Hingga akhirnya kerinduanku pada Batu dan rumah membuncah, menyeruak dari sela – sela kesibukanku menjadi Director, Internal Client Management dia berkata akan pergi. Entah kenapa, setiap ku tanyakan ia hanya berkata bahwa aku telah lebih dari kuat dan dia akan meninggalkanku.
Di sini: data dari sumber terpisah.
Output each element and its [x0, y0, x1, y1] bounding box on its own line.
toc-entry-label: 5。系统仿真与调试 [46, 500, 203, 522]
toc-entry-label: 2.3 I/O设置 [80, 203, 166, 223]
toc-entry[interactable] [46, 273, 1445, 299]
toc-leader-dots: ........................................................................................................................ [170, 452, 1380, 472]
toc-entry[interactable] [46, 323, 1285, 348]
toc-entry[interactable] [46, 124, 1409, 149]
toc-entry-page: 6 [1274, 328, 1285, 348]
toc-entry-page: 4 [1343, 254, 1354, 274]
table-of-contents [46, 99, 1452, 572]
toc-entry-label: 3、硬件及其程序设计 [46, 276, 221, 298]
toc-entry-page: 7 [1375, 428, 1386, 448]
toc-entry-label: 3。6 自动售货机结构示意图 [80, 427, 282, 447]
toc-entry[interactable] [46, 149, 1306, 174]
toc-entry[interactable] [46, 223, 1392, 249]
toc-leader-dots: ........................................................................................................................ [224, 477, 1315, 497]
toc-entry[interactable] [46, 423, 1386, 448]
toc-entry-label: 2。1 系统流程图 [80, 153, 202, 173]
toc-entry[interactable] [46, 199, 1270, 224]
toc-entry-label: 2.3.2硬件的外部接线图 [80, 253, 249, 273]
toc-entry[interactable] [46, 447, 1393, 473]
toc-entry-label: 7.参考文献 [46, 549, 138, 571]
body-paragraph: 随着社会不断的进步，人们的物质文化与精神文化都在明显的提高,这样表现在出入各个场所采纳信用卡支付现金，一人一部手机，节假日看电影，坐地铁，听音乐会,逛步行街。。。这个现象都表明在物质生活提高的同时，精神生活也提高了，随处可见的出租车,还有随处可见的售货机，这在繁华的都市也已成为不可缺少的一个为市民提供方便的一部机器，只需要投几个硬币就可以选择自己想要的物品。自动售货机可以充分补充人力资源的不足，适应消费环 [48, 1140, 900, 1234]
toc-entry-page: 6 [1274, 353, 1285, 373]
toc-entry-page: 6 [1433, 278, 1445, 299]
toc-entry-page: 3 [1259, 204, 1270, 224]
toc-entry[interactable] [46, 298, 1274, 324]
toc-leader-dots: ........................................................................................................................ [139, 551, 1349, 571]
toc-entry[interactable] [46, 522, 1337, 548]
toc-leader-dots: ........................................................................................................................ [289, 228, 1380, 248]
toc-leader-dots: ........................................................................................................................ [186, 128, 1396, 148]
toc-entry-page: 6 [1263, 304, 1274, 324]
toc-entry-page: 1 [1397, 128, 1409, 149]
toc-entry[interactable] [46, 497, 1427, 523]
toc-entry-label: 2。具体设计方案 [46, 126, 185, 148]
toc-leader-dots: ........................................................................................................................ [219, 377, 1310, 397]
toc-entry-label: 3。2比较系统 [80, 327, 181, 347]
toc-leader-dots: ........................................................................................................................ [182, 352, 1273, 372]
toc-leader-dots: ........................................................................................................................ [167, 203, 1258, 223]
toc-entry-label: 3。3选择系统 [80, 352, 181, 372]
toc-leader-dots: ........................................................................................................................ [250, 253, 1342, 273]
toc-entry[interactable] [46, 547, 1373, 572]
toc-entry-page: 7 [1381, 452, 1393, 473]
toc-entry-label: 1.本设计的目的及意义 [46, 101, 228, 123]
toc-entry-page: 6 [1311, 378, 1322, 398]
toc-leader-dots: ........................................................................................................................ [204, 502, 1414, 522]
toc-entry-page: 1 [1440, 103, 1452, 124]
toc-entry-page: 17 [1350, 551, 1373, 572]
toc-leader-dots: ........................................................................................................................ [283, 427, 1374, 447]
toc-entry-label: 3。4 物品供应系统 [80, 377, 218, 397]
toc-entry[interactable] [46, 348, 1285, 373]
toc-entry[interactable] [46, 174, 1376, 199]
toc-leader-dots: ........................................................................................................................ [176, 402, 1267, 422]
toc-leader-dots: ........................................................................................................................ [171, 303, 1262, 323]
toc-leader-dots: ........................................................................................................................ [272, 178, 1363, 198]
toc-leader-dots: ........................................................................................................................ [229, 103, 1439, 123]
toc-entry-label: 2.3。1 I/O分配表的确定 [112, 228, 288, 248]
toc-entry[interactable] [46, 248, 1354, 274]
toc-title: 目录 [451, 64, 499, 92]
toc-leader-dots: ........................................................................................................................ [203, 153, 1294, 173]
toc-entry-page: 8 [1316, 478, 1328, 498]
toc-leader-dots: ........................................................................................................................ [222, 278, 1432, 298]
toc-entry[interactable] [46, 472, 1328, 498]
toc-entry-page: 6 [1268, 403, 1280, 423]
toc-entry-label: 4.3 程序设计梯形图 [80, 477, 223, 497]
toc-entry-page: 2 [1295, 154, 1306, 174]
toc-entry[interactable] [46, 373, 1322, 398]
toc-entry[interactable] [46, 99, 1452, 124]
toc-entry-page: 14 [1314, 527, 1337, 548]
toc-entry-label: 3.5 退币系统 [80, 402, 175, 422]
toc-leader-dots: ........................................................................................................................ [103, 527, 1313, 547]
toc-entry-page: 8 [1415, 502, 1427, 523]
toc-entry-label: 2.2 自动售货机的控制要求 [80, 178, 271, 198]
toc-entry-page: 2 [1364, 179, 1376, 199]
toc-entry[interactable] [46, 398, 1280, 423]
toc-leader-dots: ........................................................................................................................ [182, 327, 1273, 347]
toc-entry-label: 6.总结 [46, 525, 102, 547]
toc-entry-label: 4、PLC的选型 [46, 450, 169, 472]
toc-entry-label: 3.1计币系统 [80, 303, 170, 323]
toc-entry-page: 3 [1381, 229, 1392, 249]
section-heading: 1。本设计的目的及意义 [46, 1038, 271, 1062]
Sampai suatu hari ketika aku akhirnya kembali ke tanah air, ke Indonesia. Dia ikut bersamaku berjumpa Bapak, Ibu, mbak Isa, Mbak Inan dan lainnya termasuk rumahku. Ia melihatku memperagakan yoga pada mereka, ia tersenyum. Hingga kemudian aku mengajaknya mendaki Rinjani. Ada selaksa yang tak pernah bisa ku tuliskan, ada sebuah ruang yang seketika menjadi begitu damai. Ruang yang kemudian mengatakan semua telah berubah dan akan baik lebih baik dari sebelumnya. Ruang yang kemudian mengendap bersama sesuatu yang lain yang saling bicara dalam diam dan kebahagiaan. Ketika itulah dia pergi, dengan tenang dan guratan yang sempurna di puncak Rinjani.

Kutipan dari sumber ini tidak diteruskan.